You’re not going to remember this conversation.
“You’re not going to remember this conversation,” he said without any emotion.
Somewhat startled, but also a bit annoyed, the girl responded, “What do you mean, we’re having it right now and why would I not remember it?”
“I know, it’s a little difficult to understand. But it’ll be like a dream. When you wake up in the morning, you try and you try, but it fades like the sun setting on the horizon,” he paused as if thinking, but he spoke as if he had said this same thing 100 times. “The harder you try, the faster it fades away.”

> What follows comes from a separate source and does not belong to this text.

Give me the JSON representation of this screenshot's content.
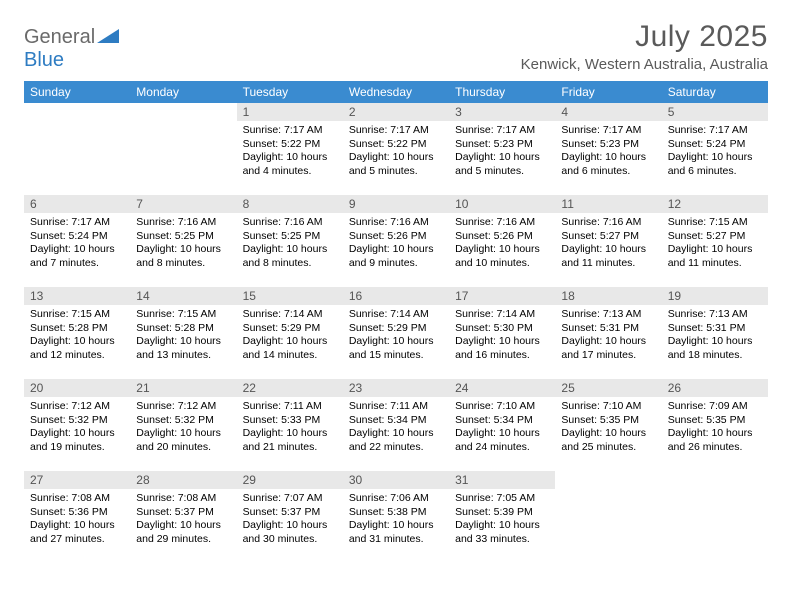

“But the fact that you’re telling me this is going to help me remember it,” she looked at him inquisitively. “I’m also not asleep.”
“Yes, you would think so, it sounds rational what you’re saying, but it’s not the case,” he said in such a way that it was no longer a discussion but a monologue.
Angry, scared, or both?
She didn’t know if she should be angry or scared. “But how do you know, have you done this before? Are you going to do something to me to make me forget or do you just recognize that I won’t remember?”
“Actually, it doesn’t matter. You’re not going to remember anyway, so it doesn’t matter how or why it happened.”
She was about to ask if she should be worried or scared, but she didn’t want to know the answer. She tried to avoid thinking more about it rationally, but as often happens, when you try not to think of something you think exactly of that.
Not really wanting to know the answer to this question either, she asked anyway, “So what’s going to happen next?”
Which was the last thing she remembered.